In an article about the staging of Lir, Mikhoels attempted to obfuscate this ugly moment:

“My life in 1932 was filled with grief. Over a very short time, I lost several people who were dear to me. These great losses affected me so profoundly that I started to contemplate leaving the stage altogether. The prospect of going onstage to play my former roles became intolerable. These roles contained comic episodes, which amused the audience. To me, laughter was alienating. I was envious of people who could laugh, since at the time I was internally deprived of this ability. I had made a firm decision to abandon stage. But my theater comrades had resolved to return my interest to life and work, and with increasing frequency they said, ‘When you play Lir…’”

Mikhoels accepted Levinson’s challenge.

He performed that swan song, and he kept its beat, and he didn’t die for another decade and a half, an era when people vanished by the million.

In the same article, Mikhoels describes Levinson as a hard-working mediocrity with a “nasal voice, lower than average musicality, and less than a natural sense of rhythm.”

Worse, “fate didn’t give him the opportunity to obtain proper training,” Mikhoels wrote. “As compensation, he was given immense determination, stamina, and an overarching drive to prevail by force. That’s how he educated himself. Everything he knows he picked up on his own, by overpowering his nature. Now his knowledge is considerable, albeit empirical, forced and disjointed. Like most actors in our theater, Levinson is a passive thinker. He lacks the capacity to generalize.”

In his universe, Mikhoels was both the Creator and the Master.

Not only could he direct the director directing him as an actor, but he could write a review, publicly humiliating members of his own ensemble, on the pages of the journal Teatr.

* * *

These were the kindest words Mikhoels could squeeze out of himself on the subject of Levinson.

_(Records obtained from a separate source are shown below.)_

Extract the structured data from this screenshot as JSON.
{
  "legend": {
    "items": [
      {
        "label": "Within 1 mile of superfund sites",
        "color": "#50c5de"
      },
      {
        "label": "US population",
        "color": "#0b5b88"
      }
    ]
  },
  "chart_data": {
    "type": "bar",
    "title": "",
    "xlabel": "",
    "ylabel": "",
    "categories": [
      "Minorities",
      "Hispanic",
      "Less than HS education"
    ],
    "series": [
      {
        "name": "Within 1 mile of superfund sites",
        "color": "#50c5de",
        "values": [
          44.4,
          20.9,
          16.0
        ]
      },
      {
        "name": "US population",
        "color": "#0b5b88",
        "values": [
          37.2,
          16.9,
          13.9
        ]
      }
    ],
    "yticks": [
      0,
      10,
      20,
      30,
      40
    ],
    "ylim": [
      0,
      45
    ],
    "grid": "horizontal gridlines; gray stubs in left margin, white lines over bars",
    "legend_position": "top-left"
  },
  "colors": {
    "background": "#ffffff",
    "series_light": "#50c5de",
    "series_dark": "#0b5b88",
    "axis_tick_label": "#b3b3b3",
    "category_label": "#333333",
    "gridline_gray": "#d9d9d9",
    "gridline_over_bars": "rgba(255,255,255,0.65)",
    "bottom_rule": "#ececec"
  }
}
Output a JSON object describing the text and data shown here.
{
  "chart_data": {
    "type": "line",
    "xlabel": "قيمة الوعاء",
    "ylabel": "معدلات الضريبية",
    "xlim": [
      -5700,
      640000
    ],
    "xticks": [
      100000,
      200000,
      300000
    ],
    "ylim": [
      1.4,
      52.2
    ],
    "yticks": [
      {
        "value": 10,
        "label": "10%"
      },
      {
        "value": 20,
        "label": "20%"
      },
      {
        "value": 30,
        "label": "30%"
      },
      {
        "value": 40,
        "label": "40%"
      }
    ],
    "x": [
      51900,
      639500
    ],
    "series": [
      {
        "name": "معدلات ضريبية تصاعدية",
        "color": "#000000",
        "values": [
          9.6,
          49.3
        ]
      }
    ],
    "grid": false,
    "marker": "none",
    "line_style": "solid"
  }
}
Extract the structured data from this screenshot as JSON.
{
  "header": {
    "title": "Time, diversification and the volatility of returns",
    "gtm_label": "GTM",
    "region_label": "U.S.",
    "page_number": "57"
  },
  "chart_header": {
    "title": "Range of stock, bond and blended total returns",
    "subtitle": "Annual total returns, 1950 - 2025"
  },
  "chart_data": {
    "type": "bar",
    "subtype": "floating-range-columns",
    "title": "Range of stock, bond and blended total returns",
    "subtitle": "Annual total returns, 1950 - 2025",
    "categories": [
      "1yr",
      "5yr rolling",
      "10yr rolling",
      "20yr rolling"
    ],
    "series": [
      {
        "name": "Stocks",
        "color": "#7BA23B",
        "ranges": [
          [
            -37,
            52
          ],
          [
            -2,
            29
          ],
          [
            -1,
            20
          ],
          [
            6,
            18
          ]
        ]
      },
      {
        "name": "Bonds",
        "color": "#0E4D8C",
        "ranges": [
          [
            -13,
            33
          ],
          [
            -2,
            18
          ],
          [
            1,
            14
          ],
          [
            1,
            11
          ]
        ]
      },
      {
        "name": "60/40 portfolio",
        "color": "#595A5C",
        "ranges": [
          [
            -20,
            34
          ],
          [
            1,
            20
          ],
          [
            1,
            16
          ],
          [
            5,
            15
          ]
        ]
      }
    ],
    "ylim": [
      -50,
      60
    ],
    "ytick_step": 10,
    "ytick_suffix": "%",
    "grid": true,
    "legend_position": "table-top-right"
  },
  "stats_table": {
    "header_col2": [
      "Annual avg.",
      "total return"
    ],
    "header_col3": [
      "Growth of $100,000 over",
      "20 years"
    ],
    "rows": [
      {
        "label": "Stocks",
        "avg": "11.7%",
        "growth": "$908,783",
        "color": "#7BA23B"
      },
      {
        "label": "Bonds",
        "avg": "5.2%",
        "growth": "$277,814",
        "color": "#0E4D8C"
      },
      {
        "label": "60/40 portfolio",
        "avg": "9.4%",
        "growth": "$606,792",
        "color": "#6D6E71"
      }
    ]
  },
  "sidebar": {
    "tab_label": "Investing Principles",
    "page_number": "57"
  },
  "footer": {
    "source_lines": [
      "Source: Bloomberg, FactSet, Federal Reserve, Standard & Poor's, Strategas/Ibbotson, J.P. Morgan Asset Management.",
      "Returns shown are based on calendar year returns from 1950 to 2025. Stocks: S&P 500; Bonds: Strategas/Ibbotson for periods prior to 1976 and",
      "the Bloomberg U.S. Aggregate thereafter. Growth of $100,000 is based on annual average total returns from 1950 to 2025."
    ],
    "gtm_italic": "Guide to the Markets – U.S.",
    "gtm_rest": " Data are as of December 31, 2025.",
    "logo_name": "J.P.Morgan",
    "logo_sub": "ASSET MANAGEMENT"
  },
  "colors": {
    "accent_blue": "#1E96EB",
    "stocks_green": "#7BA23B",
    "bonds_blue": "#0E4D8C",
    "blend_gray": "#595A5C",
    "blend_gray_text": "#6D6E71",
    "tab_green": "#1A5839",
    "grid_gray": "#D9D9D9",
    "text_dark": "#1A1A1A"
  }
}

To be an actor, especially if your main interest is comedy, you have to read voraciously, and voracious reading was not for Levinson, not because he couldn’t read, but because he couldn’t sit. He needed to be engaged, he needed something to do. His brain was powerful, but not nimble. He had only one joke. It was done with a straight face and was rooted in his character. Zuskin was much funnier. Mikhoels was in a different league altogether.

GOSET employed a plethora of actors who had been instructed in a variety of training schools, but the majority had no training at all.